Wednesday, February 12, 2020

The Premier Pie Stall problem

In the Hancock episode The Chef That Died of Shame, Hancock's pie stall owner sells one customer a cup of tea and a ham roll for 7½d, and second one a cup of coffee and a pie for 10½d.

He then sells Bill Kerr's character an unknown number of pies (at least two), and a cup of coffee, for 2s 6d (half a crown).

So how many pies were sold in the last transaction?
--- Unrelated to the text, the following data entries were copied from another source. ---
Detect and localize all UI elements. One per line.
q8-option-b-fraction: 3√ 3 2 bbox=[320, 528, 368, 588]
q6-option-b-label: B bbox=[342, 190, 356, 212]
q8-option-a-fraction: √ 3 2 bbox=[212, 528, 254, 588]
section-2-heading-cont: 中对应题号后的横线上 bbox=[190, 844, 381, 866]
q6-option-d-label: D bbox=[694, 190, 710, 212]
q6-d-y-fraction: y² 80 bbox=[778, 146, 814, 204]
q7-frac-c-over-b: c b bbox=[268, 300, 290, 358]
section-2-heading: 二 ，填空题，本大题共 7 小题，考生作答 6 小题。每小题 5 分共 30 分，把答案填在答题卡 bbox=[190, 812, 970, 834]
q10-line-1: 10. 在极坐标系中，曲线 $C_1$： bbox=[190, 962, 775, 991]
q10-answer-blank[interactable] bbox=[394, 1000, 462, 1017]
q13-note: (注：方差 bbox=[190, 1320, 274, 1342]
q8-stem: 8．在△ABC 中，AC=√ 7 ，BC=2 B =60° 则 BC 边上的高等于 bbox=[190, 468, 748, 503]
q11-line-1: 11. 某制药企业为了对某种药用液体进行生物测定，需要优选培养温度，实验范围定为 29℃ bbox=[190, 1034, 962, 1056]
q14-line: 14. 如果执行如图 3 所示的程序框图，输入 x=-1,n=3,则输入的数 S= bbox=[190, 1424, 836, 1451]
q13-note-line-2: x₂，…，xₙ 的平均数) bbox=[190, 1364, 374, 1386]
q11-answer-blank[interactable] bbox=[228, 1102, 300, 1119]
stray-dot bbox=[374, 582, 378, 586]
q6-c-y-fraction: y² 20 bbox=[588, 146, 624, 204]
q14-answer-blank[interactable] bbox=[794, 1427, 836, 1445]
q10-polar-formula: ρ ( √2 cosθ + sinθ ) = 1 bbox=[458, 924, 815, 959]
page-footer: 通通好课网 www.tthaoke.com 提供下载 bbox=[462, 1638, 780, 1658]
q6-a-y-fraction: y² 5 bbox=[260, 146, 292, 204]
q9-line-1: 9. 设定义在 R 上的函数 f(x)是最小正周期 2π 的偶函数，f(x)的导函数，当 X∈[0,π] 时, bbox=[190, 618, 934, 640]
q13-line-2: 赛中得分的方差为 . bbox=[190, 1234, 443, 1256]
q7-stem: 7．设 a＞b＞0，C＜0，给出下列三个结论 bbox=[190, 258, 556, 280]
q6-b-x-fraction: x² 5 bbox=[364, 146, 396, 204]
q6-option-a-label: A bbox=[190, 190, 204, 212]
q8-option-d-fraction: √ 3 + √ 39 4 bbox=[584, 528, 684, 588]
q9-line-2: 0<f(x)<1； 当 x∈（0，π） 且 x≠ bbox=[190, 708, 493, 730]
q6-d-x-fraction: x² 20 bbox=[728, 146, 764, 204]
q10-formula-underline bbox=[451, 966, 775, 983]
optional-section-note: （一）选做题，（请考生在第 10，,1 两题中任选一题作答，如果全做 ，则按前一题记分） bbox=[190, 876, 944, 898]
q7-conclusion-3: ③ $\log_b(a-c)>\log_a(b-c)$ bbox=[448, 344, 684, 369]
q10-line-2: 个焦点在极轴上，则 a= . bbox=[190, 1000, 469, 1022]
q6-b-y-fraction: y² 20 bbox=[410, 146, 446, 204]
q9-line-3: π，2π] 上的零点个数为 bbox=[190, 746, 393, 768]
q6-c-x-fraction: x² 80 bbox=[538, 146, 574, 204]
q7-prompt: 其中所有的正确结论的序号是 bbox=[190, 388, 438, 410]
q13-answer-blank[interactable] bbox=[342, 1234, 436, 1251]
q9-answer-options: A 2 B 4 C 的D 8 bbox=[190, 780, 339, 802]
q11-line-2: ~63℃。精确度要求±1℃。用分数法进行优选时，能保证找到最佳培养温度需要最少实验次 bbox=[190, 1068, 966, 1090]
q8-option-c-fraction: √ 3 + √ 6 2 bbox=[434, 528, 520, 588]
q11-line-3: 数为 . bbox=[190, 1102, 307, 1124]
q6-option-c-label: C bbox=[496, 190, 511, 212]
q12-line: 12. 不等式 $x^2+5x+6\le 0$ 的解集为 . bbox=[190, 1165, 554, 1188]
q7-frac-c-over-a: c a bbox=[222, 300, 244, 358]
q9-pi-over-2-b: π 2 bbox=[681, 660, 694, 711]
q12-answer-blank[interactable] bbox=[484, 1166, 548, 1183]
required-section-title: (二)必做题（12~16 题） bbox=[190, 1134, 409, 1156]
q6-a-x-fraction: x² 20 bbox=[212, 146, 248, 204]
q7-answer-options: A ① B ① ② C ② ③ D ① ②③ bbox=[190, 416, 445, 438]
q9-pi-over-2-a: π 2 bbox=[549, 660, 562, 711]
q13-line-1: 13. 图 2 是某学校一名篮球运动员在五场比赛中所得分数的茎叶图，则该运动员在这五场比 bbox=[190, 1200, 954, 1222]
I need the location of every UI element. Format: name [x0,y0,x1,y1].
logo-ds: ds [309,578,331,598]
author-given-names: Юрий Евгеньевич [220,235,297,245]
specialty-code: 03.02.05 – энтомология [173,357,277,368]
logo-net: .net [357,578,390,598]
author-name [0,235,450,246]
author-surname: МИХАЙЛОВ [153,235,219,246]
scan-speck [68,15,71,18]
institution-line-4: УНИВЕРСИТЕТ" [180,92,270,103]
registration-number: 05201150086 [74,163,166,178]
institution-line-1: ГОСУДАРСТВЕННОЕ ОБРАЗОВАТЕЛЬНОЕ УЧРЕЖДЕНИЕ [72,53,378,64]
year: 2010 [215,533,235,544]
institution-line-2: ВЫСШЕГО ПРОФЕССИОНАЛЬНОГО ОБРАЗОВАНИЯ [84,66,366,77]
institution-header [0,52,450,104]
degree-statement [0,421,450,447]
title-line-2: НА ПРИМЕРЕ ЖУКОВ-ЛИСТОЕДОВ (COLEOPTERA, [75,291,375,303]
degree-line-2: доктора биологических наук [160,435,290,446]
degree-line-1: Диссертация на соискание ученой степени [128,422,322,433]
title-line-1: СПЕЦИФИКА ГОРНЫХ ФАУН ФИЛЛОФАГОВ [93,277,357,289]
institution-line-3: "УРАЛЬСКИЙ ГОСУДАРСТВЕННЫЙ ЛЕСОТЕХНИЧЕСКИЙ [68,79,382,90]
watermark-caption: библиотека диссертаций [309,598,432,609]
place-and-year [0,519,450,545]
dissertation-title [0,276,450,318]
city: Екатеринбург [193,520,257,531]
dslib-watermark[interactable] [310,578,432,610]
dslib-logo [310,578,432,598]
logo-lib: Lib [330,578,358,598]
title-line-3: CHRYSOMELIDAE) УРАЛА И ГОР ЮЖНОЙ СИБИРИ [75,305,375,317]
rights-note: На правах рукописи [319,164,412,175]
Let c be the price of coffee and p the price of a pie, and n the number of pies.
2s 6d is 30 pence, so np+c=30
Additionally we know p+c=10.5
so, (30-(p+c))/p = n-1
ie, if coffee+pie is 10½d, the remaining pies cost 19½d, so n is whatever integer 19.5 can be divided by that yields a coffee price which is a plausible penny/halfpenny price and allows c+p to be 10.5.

The only answer that fits is 3 remaining pies, yielding a pie price of 6½d.

So the number of pies is 4.

All four pies cost 26d and the price of coffee must be 4d. Check, 4+6.5=10.5.

This fits with the price quoted in The Last Bus Home for a cup of tea in Fred's cafe - 3d. You'd expect coffee to be slightly more expensive than tea, and if tea at the Premier Pie Stall is also 3d, then the ham rolls cost 4½d, and again you'd expect a ham roll to cost less than a hot pie.